Brain scanning experiments have shown that when we are asked to evaluate others, the fear system gets more involved when the faces are from another racial group … those who showed a bigger fear response, as measured by amygdala reaction to out-group faces, also had more racist attitudes.

But the point is that, while genetics may be destiny, there's a lot of room for our input. Happily, Fox cites mounting evidence that throughout life, the brain is highly "plastic." Scientists now increasingly believe that the adult brain is capable of being "sculpted":

The evidence for neural plasticity, even as adults, is growing. This … raises the possibility that major new treatments might be developed for … disorders such as Parkinson's and Alzheimer's disease.

"My own hunch," Fox states, "is that mental health problems … might also be helped by the power of plasticity."

Witness the astonishing flexibility of the blind, who show "strong activity in … areas of the brain [normally] dedicated to vision," when their heightened sense of hearing is engaged. Fox describes a study among cancer patients that discovered "the adult brain can generate new brain cells" at least into one's 70s.

When treatment of phobias succeeds, science tells us why. Conventional "exposure therapy" would expose us to the things we fear — let's say, spiders. It's often combined with the antibiotic cycloserine (which influences the amygdala, "the heart of our fear brain").

But this therapy doesn't just make people less afraid of spiders. It prompts a "sequence of changes initiated throughout the brain that creates a semipermanent trace." The implications for severe conditions such as post-traumatic stress disorder are obvious and exciting. Fear researchers have found that memories are reactivated when they are recalled, leaving them in a temporarily vulnerable state in which new information can be added to the original memory … [this] opens a window of opportunity in which the memory can be altered.

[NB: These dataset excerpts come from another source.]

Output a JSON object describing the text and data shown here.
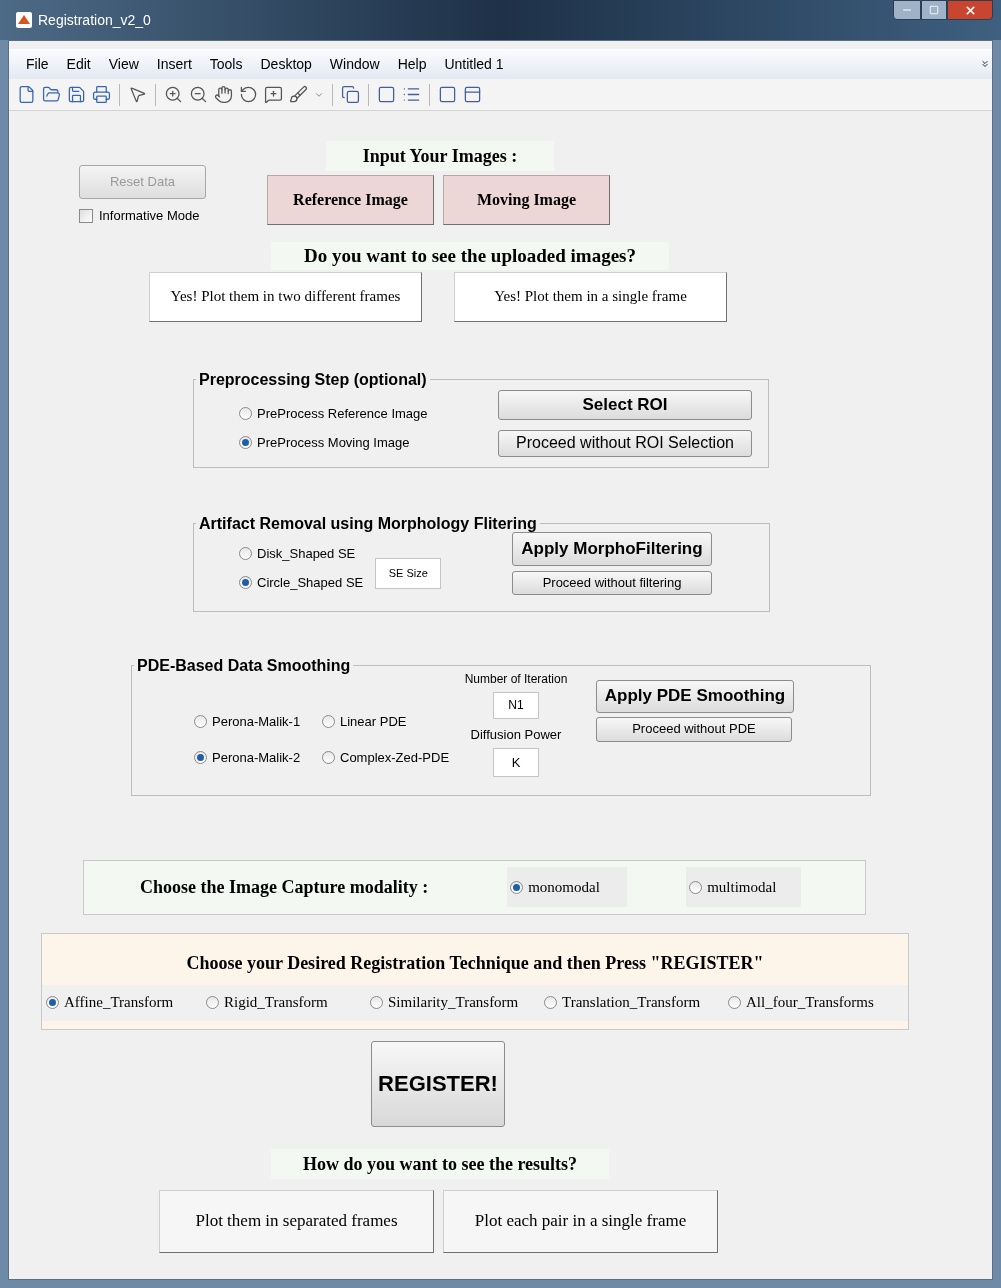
{
  "window": {
    "title": "Registration_v2_0"
  },
  "menu": [
    "File",
    "Edit",
    "View",
    "Insert",
    "Tools",
    "Desktop",
    "Window",
    "Help",
    "Untitled 1"
  ],
  "reset_button": {
    "label": "Reset Data",
    "disabled": true
  },
  "informative_mode": {
    "label": "Informative Mode",
    "checked": false
  },
  "input_heading": "Input Your Images :",
  "input_buttons": [
    "Reference Image",
    "Moving Image"
  ],
  "view_heading": "Do you want to see the uploaded images?",
  "view_buttons": [
    "Yes! Plot them in two different frames",
    "Yes! Plot them in a single frame"
  ],
  "preprocessing": {
    "title": "Preprocessing Step (optional)",
    "options": [
      {
        "label": "PreProcess Reference Image",
        "selected": false
      },
      {
        "label": "PreProcess Moving Image",
        "selected": true
      }
    ],
    "buttons": [
      "Select ROI",
      "Proceed without ROI Selection"
    ]
  },
  "artifact": {
    "title": "Artifact Removal using Morphology Flitering",
    "options": [
      {
        "label": "Disk_Shaped SE",
        "selected": false
      },
      {
        "label": "Circle_Shaped SE",
        "selected": true
      }
    ],
    "field": {
      "value": "SE Size"
    },
    "buttons": [
      "Apply MorphoFiltering",
      "Proceed without filtering"
    ]
  },
  "pde": {
    "title": "PDE-Based Data Smoothing",
    "options": [
      {
        "label": "Perona-Malik-1",
        "selected": false
      },
      {
        "label": "Linear PDE",
        "selected": false
      },
      {
        "label": "Perona-Malik-2",
        "selected": true
      },
      {
        "label": "Complex-Zed-PDE",
        "selected": false
      }
    ],
    "iteration_label": "Number of Iteration",
    "iteration_field": {
      "value": "N1"
    },
    "power_label": "Diffusion Power",
    "power_field": {
      "value": "K"
    },
    "buttons": [
      "Apply PDE Smoothing",
      "Proceed without PDE"
    ]
  },
  "modality": {
    "label": "Choose the Image Capture modality :",
    "options": [
      {
        "label": "monomodal",
        "selected": true
      },
      {
        "label": "multimodal",
        "selected": false
      }
    ]
  },
  "technique": {
    "heading": "Choose your Desired Registration Technique and then Press \"REGISTER\"",
    "options": [
      {
        "label": "Affine_Transform",
        "selected": true
      },
      {
        "label": "Rigid_Transform",
        "selected": false
      },
      {
        "label": "Similarity_Transform",
        "selected": false
      },
      {
        "label": "Translation_Transform",
        "selected": false
      },
      {
        "label": "All_four_Transforms",
        "selected": false
      }
    ]
  },
  "register_button": "REGISTER!",
  "results_heading": "How do you want to see the results?",
  "results_buttons": [
    "Plot them in separated frames",
    "Plot each pair in a single frame"
  ]
}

Intriguingly, even our DNA is malleable: "The surprise is that [genetic] changes can be passed on to the next generation without affecting the DNA sequence itself." Fox cites groundbreaking studies in the new field of epigenetics. Analysis of Swedish records showed that alternating winters of starvation and overeating among boys in a remote area "set off a chain of biological events … down the generations so that (all other longevity factors being taken into account) one's grandchildren would die years sooner than their peers."

The brains we inherit continually adapt and change. For those of us who wake up worried, the prognosis is sunny. Fox explains the neurological reasons for the effectiveness of talk therapy, meditation, and pharmacology, but she offers no recipes for happiness. Rather, she criticizes the shallowness of "positive thinking" approaches to self-help.

It's worth sticking with the hard science of Rainy Brain, Sunny Brain. Fox offers persuasive arguments that "we are well on the way toward creating people and societies that will allow healthy minds to truly flourish."